I am wondering how much lies I am now convincing myself of as I squint to see the details. I am sure that a lot of her was passed on to me, if not then I would have to start from scratch, without her. I just finished reading Moyra Davey's "Long Life, Cool Bright" and i adore her writing. Her love for the everyday, for the things that fill her life and also the ruptures. I don't know if I can look at photographs that honor these quotidian scenes but in conjunction with writing I find them most fascinating. I also have her as a lecturer this semester and thrilled about it.

The kitchen is the other extension from the small house you see, my grandparents had seven children. Nine of them stored up in such a confined space of course most of the refuge and escape came from outside. I can barely imagine what Bequia looked like back then: sparsely populated, rolling hills of dry grass, small wooden houses, pineapple skirts on mothers, children everywhere, empty harbors, Jetty less. All sorts of blue and green.

Monday, August 24, 2009

digging

I went home and dragged the only real piece of sound out of my parent's old hiding spot for things that mean a lot to them, an old beat up suitcase with hard labels and a combination that has never worked, not to my knowing. Unfortunately when i was 15 and very introverted I re-recorded over it for about a minute, while I listened to Children's Bible Hour and attempted to update everyone's life. It is to uncomfortable for me to listen to without cringing and wanting to form some sort of time machine to go back and just hug my former self. It was hard living in my head then and some things don't change, this audio however makes me laugh so hard I cry. My parents were so happy to hear that I could in some way make it immortal, after all this is the role of me as an artist in their lives. If nothing else I can preserve them and make them ageless and available to my future.

I am reading Roland Barthes "Camera Lucida" Part II of it will stay with me for a long time, so much of what he says about history, death and time passing is so relevant to me and what I am trying to do right now and will continue as a struggle for the rest of my creative life. My parents have been married for 43 years today.




Tuesday, August 18, 2009

newish


I did have the opportunity over summer to shoot some stills which made me feel really nostalgic if i could call it that. I have really missed the camera a great deal, while preparing for this semester I have to remind myself that even though this place seems/feels/is foreign the stories that i want to tell are universal even though the displacement is challenging.

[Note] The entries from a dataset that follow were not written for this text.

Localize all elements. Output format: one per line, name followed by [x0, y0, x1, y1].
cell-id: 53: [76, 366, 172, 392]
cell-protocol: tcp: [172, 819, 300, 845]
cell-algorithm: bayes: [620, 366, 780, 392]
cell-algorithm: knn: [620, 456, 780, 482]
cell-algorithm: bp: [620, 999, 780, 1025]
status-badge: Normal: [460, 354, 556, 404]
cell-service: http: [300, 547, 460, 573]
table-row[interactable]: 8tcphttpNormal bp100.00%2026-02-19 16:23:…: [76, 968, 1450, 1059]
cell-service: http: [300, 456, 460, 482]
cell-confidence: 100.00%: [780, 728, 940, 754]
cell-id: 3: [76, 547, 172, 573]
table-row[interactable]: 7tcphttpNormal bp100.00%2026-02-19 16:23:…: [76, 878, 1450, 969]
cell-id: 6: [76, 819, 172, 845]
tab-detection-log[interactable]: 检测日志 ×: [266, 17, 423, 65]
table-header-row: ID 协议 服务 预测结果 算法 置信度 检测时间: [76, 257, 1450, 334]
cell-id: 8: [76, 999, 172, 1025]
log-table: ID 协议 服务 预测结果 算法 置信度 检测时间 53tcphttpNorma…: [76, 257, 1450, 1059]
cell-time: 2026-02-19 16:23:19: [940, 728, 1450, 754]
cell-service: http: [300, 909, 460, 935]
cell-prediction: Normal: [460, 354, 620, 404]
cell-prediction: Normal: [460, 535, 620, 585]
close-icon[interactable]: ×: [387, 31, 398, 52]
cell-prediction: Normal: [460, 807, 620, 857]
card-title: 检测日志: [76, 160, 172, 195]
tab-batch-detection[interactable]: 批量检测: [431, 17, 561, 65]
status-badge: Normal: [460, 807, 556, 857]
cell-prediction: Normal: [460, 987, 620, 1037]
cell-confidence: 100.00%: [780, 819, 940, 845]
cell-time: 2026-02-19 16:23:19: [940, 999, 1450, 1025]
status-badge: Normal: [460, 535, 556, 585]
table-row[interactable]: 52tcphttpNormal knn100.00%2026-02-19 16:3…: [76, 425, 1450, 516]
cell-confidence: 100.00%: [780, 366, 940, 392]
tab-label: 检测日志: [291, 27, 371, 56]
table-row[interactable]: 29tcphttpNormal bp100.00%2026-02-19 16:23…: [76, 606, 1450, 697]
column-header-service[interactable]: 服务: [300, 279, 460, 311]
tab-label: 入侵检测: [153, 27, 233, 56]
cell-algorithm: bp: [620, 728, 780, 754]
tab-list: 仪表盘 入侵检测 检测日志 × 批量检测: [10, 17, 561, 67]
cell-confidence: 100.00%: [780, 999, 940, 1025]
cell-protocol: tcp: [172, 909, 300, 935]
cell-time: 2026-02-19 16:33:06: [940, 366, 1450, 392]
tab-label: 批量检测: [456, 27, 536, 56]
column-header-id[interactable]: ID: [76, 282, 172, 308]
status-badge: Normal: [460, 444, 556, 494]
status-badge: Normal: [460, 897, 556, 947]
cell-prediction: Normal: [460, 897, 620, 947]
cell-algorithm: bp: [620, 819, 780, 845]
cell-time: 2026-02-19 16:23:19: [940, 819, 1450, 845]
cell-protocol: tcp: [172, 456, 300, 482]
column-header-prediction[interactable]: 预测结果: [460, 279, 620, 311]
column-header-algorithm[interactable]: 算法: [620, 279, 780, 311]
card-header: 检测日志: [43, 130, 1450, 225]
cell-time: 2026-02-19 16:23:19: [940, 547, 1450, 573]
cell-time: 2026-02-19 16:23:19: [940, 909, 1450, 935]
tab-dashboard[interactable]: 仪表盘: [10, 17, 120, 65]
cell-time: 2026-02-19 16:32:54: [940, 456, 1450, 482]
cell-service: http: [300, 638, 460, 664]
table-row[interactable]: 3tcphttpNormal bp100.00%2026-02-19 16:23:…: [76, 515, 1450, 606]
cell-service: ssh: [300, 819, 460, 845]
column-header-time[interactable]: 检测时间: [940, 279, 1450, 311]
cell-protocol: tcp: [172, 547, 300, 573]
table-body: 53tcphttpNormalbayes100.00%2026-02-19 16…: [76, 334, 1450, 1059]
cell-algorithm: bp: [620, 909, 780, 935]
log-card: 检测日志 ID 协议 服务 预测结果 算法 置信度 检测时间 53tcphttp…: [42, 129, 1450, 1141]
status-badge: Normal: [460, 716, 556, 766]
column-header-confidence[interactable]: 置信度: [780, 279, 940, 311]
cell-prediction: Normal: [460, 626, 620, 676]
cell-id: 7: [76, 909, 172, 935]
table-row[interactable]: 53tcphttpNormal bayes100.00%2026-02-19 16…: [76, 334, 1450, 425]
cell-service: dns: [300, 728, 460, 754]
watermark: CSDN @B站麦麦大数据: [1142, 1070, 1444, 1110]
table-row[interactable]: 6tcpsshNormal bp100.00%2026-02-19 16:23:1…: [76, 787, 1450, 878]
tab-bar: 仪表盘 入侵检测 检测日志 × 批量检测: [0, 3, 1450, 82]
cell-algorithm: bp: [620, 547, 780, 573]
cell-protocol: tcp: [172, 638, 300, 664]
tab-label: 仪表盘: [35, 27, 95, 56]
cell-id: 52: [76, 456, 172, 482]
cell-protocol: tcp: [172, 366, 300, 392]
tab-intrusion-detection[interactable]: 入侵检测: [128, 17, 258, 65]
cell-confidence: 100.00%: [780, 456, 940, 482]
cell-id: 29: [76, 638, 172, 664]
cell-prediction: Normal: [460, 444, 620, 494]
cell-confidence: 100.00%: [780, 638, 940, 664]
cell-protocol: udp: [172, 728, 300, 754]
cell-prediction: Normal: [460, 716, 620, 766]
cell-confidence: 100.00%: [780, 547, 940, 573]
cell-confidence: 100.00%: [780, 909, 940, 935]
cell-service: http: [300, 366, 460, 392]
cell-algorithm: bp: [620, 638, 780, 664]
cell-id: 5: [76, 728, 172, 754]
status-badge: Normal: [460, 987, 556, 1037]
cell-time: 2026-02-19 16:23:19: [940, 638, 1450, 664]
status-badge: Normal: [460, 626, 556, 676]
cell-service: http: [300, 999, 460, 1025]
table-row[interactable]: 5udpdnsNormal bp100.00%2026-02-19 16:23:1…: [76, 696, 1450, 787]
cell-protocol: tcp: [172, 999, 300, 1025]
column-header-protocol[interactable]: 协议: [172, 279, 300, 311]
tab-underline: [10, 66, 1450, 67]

these are a continuation of the work that has been shown here through the past two months.






Friday, August 14, 2009

time: an endless loop

Going back and forth so often gives my soul
something likened to a whiplash after a deep collision.
I wish i felt something else right now other than the blistering
reality I am faced with.

Away from everything.
the rhyme
the threads
the new ceilings
the unending smiles
the warm days
the biting
and the avoiding stares full of that thing called love.